As for the city of Asheville with its high concentration of homosexuals, Wiccans and urbanites who have little regard for the church, Hand “loves the community because it is a mission field filled with people who care very little about Jesus or the gospel.” Of course, many could find it difficult to minister here.

“If all I want to do is tell homosexual jokes and speak of environmentalists as some sort of crazy people, then it is obvious that I do not love these people enough to care about how to reach out to them and seek to understand what is motivating them to sinfully act in the way they do,” he says. “I must biblically speak to their condition from a posture of humility as I too am a sinner in need of Jesus.” Hand’s challenge is just where to begin in a city filled with so many lost people.

For him, it starts by thinking like a missionary in his community. While attending a recent training session at the International Learning Center of the International Mission Board (IMB) of the Southern Baptist Convention (SBC) in Richmond, Va., Hand observed that the young people in their 20’s and 30’s who were training to go to countries across the world were “accommodating their dress and lifestyle to that of the people they were serving.” Hand wants that same missiological principle to be employed in Asheville at Woodland Hills. “Why don’t we think like those missionaries do?” he asks. “We should work to engage our culture with the gospel and not ask them to conform to us in ways which would cloud the gospel.”

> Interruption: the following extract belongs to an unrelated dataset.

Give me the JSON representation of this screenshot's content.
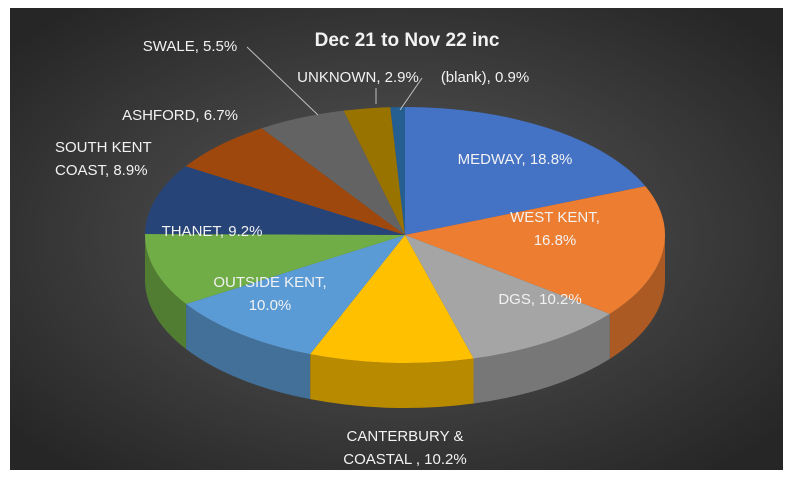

Woodland Hills is a church changing almost daily, Hand says. There was a time not long ago when many thought the congregation was trapped in a death spiral certain to end up on the ash heap of Southern Baptist history. It seemed as though it could not break free of the inertia of nostalgia and resisted the necessary changes which had to take place in order to reach the lost in Asheville. Yet the church has undergone radical changes and is now on a path toward what Hand hopes will be a trajectory of growth. While shedding some of the most visible Southern Baptist identifiers, Hand is adamant the church remains a cooperating congregation in the “network of churches who cooperate together to actually do missions.”

Not shy about stating what to him is “obvious about the Southern Baptist Convention” he is, nevertheless, hopeful that the denomination can passionately re-invent itself “before it is too late.” He believes there is a short window of opportunity for something radical to take place in the SBC “before the apex of Cooperative Program giving is reached, followed by a steep and dramatic downturn in the denomination’s engine because younger pastors are not giving to the Cooperative Program.”

Hand is not sure Southern Baptists can recover if local churches do not reassert themselves as the primary agent of evangelism and discipleship. For him, church is not an event. He often reminds the congregation that they must not merely “do” church but they must “be” the church. “Without apology, we must recommit ourselves to a conservative theology with a progressive methodology that is able to connect with the lost people in our communities.” Absent that, Hand says, “we cannot expect the SBC or evangelicalism as we know it to last long beyond our lifetime.”

“The gospel must anchor this ministry, and I am hopeful that soon we can work to plant other churches to reach this city for Christ. I want this church to be known as a place where the gospel is real, the Bible is preached and disciples are made.”